Тогда он тщательно привел себя в порядок: развязал корзинку, переменил белье, достал дешевенький, но чистый носовой платок, обмахнул щеткой лоснящийся сюртук, цилиндр и пальто, вынул из его продранного кармана и кинул в угол затертую киевскую газету. Одевшись и расчесав красящим гребнем баки, он подсчитал свои средства, — в кошельке его оставалось всего четыре рубля семь гривен, — и вышел. Ровно в шесть он был возле низенькой старинной церковки на Молчановке. За церковной оградой мелкой зеленью зеленело развесистое дерево, играли дети, — у одной худенькой девочки, прыгавшей через веревочку, все спадал черный чулочек, — и сидели на скамье, перед колясочками со спящими младенцами, кормилицы в русских нарядах. Все дерево трещало воробьями, воздух был мягок, — совсем, совсем летний, даже пылью пахло по-летнему, — и нежно золотилось вдали за домами небо над закатом, и чувствовалось, что в мире есть радость, молодость, счастье. В церкви уже горела люстра и стоял налой, перед ним лежал коврик. Казимир Станиславович осторожно, стараясь не испортить прически, снял цилиндр, вступил в церковь несмело, — он не бывал в церквах уже лет тридцать, — и поместился в уголке, но так, чтобы ему было видно венчающихся. Он оглядывал расписные своды, поднимал глаза в купол, и каждое его движение, каждый вздох звучно отдавался в тишине. Церковь, блестя своим золотом, выжидательно потрескивала свечами. И вот, крестясь, но свободно, привычно стали входить священнослужители, певчие, потом старухи, дети, свадебные нарядные гости и озабоченные шафера. Когда же послышался шум возле паперти, захрустела колесами подъехавшая карета и все обратились ко входу и грянула встреча: «Гряди, голубица моя!» — Казимир Станиславович покрылся от сердцебиения смертельной бледностью и невольно двинулся вперед. И близко, близко прошла мимо него, даже фатой своей его коснулась и ландышем овеяла та, которая даже не знала о его существовании на свете, прошла, склонив свою прелестную голову, вся в цветах и сквозном газе, вся белоснежная и непорочная, как принцесса, идущая к первому причастию… Жениха, встретившего ее, низенького, широкоплечего, с желтым бобриком на темени, Казимир Станиславович едва видел. И за все время венчания только одно было перед его глазами: склоненная, в цветах и фате, голова и маленькая до боли в сердце милая, прелестная рука, с дрожью державшая горящую свечу, перевитую белой лентой с бантом…
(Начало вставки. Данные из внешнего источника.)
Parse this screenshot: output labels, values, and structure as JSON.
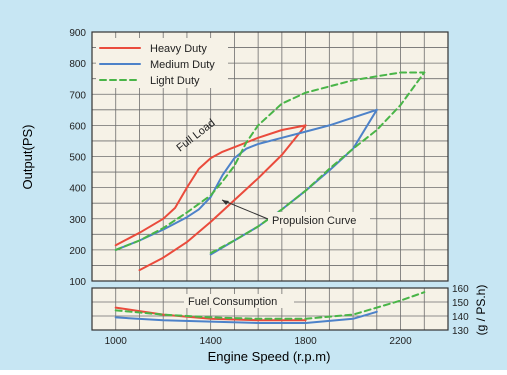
{
  "colors": {
    "panel_bg": "#c7e6f3",
    "plot_bg": "#f6f2e7",
    "grid": "#6e6e6e",
    "heavy": "#ea4b3c",
    "medium": "#4d82c9",
    "light": "#49b548",
    "text": "#222222"
  },
  "chart_data": [
    {
      "type": "line",
      "panel": "output",
      "title": "",
      "xlabel": "",
      "ylabel": "Output(PS)",
      "xlim": [
        900,
        2400
      ],
      "ylim": [
        100,
        900
      ],
      "grid": true,
      "yticks": [
        "100",
        "200",
        "300",
        "400",
        "500",
        "600",
        "700",
        "800",
        "900"
      ],
      "legend": {
        "position": "top-left",
        "entries": [
          "Heavy Duty",
          "Medium Duty",
          "Light Duty"
        ]
      },
      "annotations": [
        "Full Load",
        "Propulsion Curve"
      ],
      "series": [
        {
          "name": "Heavy Duty",
          "style": "solid",
          "color": "heavy",
          "full_load": [
            [
              1000,
              215
            ],
            [
              1100,
              255
            ],
            [
              1200,
              300
            ],
            [
              1250,
              335
            ],
            [
              1300,
              400
            ],
            [
              1350,
              460
            ],
            [
              1400,
              495
            ],
            [
              1450,
              515
            ],
            [
              1500,
              530
            ],
            [
              1550,
              545
            ],
            [
              1600,
              560
            ],
            [
              1700,
              585
            ],
            [
              1800,
              600
            ]
          ],
          "propulsion": [
            [
              1100,
              135
            ],
            [
              1200,
              175
            ],
            [
              1300,
              225
            ],
            [
              1400,
              290
            ],
            [
              1500,
              360
            ],
            [
              1600,
              430
            ],
            [
              1700,
              505
            ],
            [
              1800,
              600
            ]
          ]
        },
        {
          "name": "Medium Duty",
          "style": "solid",
          "color": "medium",
          "full_load": [
            [
              1000,
              200
            ],
            [
              1100,
              230
            ],
            [
              1200,
              265
            ],
            [
              1300,
              305
            ],
            [
              1350,
              330
            ],
            [
              1400,
              370
            ],
            [
              1450,
              440
            ],
            [
              1500,
              495
            ],
            [
              1550,
              525
            ],
            [
              1600,
              540
            ],
            [
              1700,
              560
            ],
            [
              1800,
              580
            ],
            [
              1900,
              600
            ],
            [
              2000,
              625
            ],
            [
              2100,
              650
            ]
          ],
          "propulsion": [
            [
              1400,
              185
            ],
            [
              1500,
              230
            ],
            [
              1600,
              275
            ],
            [
              1700,
              330
            ],
            [
              1800,
              390
            ],
            [
              1900,
              455
            ],
            [
              2000,
              525
            ],
            [
              2100,
              650
            ]
          ]
        },
        {
          "name": "Light Duty",
          "style": "dashed",
          "color": "light",
          "full_load": [
            [
              1000,
              200
            ],
            [
              1100,
              230
            ],
            [
              1200,
              270
            ],
            [
              1300,
              320
            ],
            [
              1400,
              375
            ],
            [
              1450,
              420
            ],
            [
              1500,
              470
            ],
            [
              1550,
              545
            ],
            [
              1600,
              600
            ],
            [
              1700,
              670
            ],
            [
              1800,
              705
            ],
            [
              2000,
              745
            ],
            [
              2200,
              770
            ],
            [
              2300,
              770
            ]
          ],
          "propulsion": [
            [
              1400,
              190
            ],
            [
              1500,
              230
            ],
            [
              1600,
              275
            ],
            [
              1700,
              330
            ],
            [
              1800,
              390
            ],
            [
              1900,
              460
            ],
            [
              2000,
              525
            ],
            [
              2100,
              585
            ],
            [
              2200,
              665
            ],
            [
              2300,
              770
            ]
          ]
        }
      ]
    },
    {
      "type": "line",
      "panel": "fuel",
      "title": "",
      "xlabel": "Engine Speed (r.p.m)",
      "ylabel": "(g / PS.h)",
      "xlim": [
        900,
        2400
      ],
      "ylim": [
        130,
        160
      ],
      "grid": true,
      "xticks": [
        "1000",
        "1400",
        "1800",
        "2200"
      ],
      "yticks": [
        "130",
        "140",
        "150",
        "160"
      ],
      "annotations": [
        "Fuel Consumption"
      ],
      "series": [
        {
          "name": "Heavy Duty",
          "style": "solid",
          "color": "heavy",
          "points": [
            [
              1000,
              146
            ],
            [
              1200,
              141
            ],
            [
              1400,
              138
            ],
            [
              1600,
              137
            ],
            [
              1800,
              137
            ]
          ]
        },
        {
          "name": "Medium Duty",
          "style": "solid",
          "color": "medium",
          "points": [
            [
              1000,
              139
            ],
            [
              1200,
              137
            ],
            [
              1400,
              136
            ],
            [
              1600,
              135
            ],
            [
              1800,
              135
            ],
            [
              2000,
              138
            ],
            [
              2100,
              143
            ]
          ]
        },
        {
          "name": "Light Duty",
          "style": "dashed",
          "color": "light",
          "points": [
            [
              1000,
              144
            ],
            [
              1200,
              141
            ],
            [
              1400,
              139
            ],
            [
              1600,
              138
            ],
            [
              1800,
              138
            ],
            [
              2000,
              141
            ],
            [
              2200,
              151
            ],
            [
              2300,
              157
            ]
          ]
        }
      ]
    }
  ]
}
В десятом часу вечера он был опять дома. Все пальто его пропахло весенним воздухом: после того как, выйдя из церкви, увидал он у паперти зеркальное, отражавшее закат стекло кареты, бело-атласной внутри, и в последний раз мелькнуло за этим стеклом лицо той, которую навсегда, навеки, увозили от него куда-то, он долго скитался по каким-то переулкам, выходил на Новинский бульвар… Теперь он медленно снял с себя пальто трясущимися руками, положил на стол бумажный мешочек с двумя зелеными огурцами, зачем-то купленными им с лотка разносчика… От них пахло весной даже сквозь бумагу, и по-весеннему, жидко серебрился в верхнее стекло окна апрельский месяц, высоко стоявший на еще не стемневшем небе. Казимир Станиславович зажег свечу, печально осветил свой пустой, случайный приют, сел на диван, ощущая на лице вечернюю свежесть… Так просидел он очень долго. Он не звонил, ничего не требовал, заперся на ключ, — все это показалось подозрительным коридорному, видевшему, как он, шаркая ногами, входил в номер, как вынимал ключ из двери, чтобы запереться изнутри. Коридорный несколько раз пробирался на цыпочках к его двери и смотрел в замочную скважину: Казимир Станиславович сидел на диване и, трясясь и вытирая платком лицо, плакал так ужасно, так обильно, что с бакенбард его сходила и размазывалась по щекам коричневая краска.
Ночью он сорвал шнур с оконной шторы и, ничего не видя от слез, стал привязывать его к крюку вешалки. Но догоревшая свеча жутко полыхала, по запертому на ключ номеру плыли и дрожали страшные темные волны… Нет, умереть от своей руки он был не в силах!
Утром он уехал на вокзал часа за три до поезда. На вокзале он тихо ходил среди пассажиров с опущенными глазами, неожиданно приостанавливался то перед тем, то перед другим и вполголоса, ровно, без выражения, но довольно быстро говорил:
— Ради бога… Нахожусь в безвыходном положении… На билет до Брянска… Хоть несколько копеек…
И некоторые, стараясь не глядеть на его цилиндр, вытертый бархатный воротник пальто и на ужасное лицо с облинявшими фиолетовыми баками, торопясь и конфузясь, давали ему.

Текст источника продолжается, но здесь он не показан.